How’s your House
It’s worth keeping an eye on the American housing market – after all, that’s where the bubble developed and burst, and that’s where the big trouble began, eventually encompassing the entire economy and then the whole world. The problem is that, at any rate at first blush, it’s difficult to make sense of what is happening. There’s no need to look further than the most recent data, published this week, to become thoroughly confused. What is one to make of the fact that sales of existing homes are rising sharply and seem to be recovering well from the slump, whilst sales of new homes fell sharply and have barely risen from the lowest levels they plumbed earlier this year?
To the uninitiated this seems weird: if there is a recovery in the housing market, why aren’t sales of new homes also going up? Conversely, if there isn’t, why are sales of existing homes doing so well? And if there is an explanation for the apparent contradiction between the messages coming from the two sets of numbers, then what is actually going on: are things getting better, or not, or even getting worse?
It turns out that there is logic in all this, but it definitely isn’t straightforward. Why are people buying existing homes? Mainly because there are government incentives to do so (in the form of tax breaks). Many of the buyers are people with resources available, who don’t need mortgages to make the purchase – which explains the disconnect between sharply falling mortgage applications and sharply rising numbers of house purchases. (In the last two months the Mortgage Bank Association’s Purchase Applications Index has fallen to new lows for the current crisis and is at its lowest level since late 1997, twelve years ago.) Indeed, many of the buyers are looking for metsias, ie houses offered at bargain basement prices, often by banks that have foreclosed on the previous owners – which also explains why recent activity has been concentrated in hard hit areas, such as California’s ‘Inland Empire’ region.
The flood of existing homes onto the already-swamped market is precisely why new homes sales are doing so poorly – builders can’t compete with cut-price second-hand stuff coming on the market and they can’t cut prices enough to match the near-giveaway levels that the banks will use to offload foreclosed properties. The government incentives are not targeted on builders, ie supply, but on buyers in an effort to increase demand. It’s working, albeit at very high cost to taxpayers, but it’s doing nothing for new home sales – which actually contribute to economic activity, because they represent residential investment and thus are part of GDP.
Buying an existing house, by contrast, generates no new wealth except fees and commissions for the middlemen. But it’s important to note that an active second-hand housing market is critical for the economy in another context – it greases the wheels of the labor market, by enabling people to move to where the jobs are (a major advantage of the American economy).

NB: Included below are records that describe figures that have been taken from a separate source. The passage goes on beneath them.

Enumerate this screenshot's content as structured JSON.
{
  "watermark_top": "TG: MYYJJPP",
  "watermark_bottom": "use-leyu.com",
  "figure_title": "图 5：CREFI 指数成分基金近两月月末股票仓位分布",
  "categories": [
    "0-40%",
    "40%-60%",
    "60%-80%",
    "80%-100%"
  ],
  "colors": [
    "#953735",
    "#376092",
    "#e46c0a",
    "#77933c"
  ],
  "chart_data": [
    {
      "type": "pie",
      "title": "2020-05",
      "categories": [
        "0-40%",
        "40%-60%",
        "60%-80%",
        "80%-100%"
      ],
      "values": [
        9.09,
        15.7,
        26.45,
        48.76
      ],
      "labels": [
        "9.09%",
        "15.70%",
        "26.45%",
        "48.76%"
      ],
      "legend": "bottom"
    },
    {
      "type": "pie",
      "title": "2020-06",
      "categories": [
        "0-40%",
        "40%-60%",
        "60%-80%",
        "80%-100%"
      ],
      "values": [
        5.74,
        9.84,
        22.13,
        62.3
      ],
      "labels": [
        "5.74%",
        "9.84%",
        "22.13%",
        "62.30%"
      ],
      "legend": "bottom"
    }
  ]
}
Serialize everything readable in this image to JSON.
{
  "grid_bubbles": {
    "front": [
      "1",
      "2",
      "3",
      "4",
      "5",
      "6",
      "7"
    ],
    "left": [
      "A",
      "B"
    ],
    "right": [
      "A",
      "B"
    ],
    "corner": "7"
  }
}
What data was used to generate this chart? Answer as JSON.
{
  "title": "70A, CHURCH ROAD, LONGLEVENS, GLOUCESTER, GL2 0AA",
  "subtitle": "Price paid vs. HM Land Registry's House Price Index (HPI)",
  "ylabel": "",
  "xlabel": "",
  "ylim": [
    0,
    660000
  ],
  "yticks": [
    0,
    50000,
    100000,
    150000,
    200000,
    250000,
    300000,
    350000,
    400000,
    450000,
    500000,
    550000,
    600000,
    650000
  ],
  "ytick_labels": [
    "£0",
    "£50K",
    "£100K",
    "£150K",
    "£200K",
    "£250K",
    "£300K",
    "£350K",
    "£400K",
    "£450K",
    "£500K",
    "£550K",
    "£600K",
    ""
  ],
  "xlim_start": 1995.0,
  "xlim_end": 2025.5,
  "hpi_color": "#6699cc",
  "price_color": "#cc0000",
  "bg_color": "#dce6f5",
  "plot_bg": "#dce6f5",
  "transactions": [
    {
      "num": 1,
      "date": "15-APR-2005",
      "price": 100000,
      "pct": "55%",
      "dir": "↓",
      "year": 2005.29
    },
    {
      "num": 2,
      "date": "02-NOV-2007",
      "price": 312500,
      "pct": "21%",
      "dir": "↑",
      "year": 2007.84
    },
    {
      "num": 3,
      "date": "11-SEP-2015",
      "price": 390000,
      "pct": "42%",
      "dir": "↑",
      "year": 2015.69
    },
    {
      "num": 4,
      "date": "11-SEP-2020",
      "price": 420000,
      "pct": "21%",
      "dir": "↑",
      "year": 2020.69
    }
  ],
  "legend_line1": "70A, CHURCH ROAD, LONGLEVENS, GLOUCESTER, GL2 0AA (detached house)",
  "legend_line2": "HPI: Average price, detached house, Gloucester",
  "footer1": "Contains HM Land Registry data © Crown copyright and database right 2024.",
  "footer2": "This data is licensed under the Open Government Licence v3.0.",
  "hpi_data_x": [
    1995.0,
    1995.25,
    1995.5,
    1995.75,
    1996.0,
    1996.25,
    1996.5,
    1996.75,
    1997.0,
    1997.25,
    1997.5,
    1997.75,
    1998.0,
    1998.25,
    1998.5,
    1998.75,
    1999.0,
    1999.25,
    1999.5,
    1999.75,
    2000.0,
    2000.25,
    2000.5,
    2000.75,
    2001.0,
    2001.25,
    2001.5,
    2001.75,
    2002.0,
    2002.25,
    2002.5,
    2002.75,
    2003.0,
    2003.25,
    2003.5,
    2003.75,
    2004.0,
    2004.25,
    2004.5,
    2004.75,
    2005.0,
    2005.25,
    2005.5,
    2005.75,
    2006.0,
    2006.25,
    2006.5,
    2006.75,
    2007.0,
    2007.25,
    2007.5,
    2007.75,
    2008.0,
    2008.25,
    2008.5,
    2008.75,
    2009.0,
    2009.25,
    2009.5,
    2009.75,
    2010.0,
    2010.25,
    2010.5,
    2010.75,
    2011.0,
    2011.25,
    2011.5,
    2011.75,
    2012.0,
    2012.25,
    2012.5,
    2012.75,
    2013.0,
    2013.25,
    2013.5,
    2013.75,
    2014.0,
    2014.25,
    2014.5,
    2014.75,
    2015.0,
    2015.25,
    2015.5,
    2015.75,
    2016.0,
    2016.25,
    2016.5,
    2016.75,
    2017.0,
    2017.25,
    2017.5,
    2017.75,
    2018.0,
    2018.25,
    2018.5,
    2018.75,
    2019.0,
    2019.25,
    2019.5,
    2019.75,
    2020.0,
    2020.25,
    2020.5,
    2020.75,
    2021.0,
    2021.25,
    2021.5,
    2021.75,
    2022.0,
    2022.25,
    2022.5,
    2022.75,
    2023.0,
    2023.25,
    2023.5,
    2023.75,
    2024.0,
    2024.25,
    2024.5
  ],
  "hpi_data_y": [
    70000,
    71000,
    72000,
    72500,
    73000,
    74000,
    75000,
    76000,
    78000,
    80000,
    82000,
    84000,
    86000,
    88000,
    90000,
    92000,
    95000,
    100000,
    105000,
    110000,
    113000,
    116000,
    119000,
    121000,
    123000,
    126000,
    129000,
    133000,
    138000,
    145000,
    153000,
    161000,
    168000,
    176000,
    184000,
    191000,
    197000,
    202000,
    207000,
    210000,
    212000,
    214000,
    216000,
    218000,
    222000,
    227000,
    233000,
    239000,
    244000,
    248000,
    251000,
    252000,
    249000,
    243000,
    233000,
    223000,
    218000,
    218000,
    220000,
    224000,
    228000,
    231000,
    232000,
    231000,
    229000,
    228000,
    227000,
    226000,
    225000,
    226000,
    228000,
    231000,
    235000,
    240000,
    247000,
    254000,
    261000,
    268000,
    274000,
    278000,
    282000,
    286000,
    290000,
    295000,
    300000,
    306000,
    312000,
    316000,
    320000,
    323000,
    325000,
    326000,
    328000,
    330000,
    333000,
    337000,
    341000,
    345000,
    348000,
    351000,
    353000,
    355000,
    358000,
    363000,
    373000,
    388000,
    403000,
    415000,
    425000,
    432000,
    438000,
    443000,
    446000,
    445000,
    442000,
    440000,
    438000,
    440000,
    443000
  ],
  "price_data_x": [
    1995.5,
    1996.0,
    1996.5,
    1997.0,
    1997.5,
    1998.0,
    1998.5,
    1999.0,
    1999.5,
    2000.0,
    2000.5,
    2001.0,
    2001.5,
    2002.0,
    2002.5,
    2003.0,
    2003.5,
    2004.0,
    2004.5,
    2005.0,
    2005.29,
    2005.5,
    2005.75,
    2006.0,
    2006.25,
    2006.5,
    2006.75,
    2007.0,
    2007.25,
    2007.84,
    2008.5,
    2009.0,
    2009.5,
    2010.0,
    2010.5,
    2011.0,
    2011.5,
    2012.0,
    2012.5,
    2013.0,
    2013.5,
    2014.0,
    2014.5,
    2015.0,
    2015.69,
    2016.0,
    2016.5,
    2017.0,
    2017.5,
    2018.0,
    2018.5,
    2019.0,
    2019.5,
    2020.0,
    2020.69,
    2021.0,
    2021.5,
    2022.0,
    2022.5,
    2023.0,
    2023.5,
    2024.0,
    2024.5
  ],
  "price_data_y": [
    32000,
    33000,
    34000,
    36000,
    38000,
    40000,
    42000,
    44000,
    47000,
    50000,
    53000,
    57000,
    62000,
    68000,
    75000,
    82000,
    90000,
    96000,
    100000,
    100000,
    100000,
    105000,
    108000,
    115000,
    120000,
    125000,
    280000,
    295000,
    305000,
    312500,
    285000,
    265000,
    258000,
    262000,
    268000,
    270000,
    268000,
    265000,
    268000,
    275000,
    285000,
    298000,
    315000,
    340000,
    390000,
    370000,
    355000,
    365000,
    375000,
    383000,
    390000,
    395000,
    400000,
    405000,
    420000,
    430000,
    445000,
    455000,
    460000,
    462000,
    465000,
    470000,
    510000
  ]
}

The result is that in November only some 25,000 new homes were sold – making it the worst November ever, because the previous record low was 26,000, recorded as far back as 1966! Obviously, therefore, new housing starts are also very low, because there’s no point in building a lot of stuff that you will end up making a loss on – but many builders maintain a higher level of activity than is justified by the current state of the market, so as to hold onto their core teams and professional employees. The positive side of this situation is that the inventory of new homes is falling; this is measured in months of supply – at the current rate of sales, how long would the number of unsold homes currently available last? This ratio has fallen to 7.9 months, from a peak of 12.4 months at the beginning of 2009, and is thus much nearer to a level considered normal, although it’s not there yet.
The missing link in this analysis is, of course, the price level. This has now begun to fall again, in the latest measurements, after improving during the summer. Of course, the situation varies considerably by region but, overall, the expectation of objective experts is that prices will fall again and, especially in the weakest areas, will fall below the previous low levels reached earlier this year. In other words, they think the recovery that took place in 2009 was not well-based, and that the final bottom has not yet been seen. This assessment leans on the expectation of another wave of foreclosures which is probably now getting underway, as millions of adjustable-rate mortgages ‘explode’ – meaning their rate of interest rises sharply and borrowers can no longer make their monthly repayments. These borrowers will, especially if they are unemployed and/or the value of their house is below the amount of debt they owe on it, walk away from their home, leaving it to the bank to sort out.
To sum up, the American housing market remains in a very sorry state, with a huge overhang of excess physical inventory – because far too many houses were built during the boom – and an even bigger burden of excess debt. The latter will be passed borrowers to lenders, threatening the stability and survival of many banks and ensuring that the property sector remains a drag on the overall economy for years to come.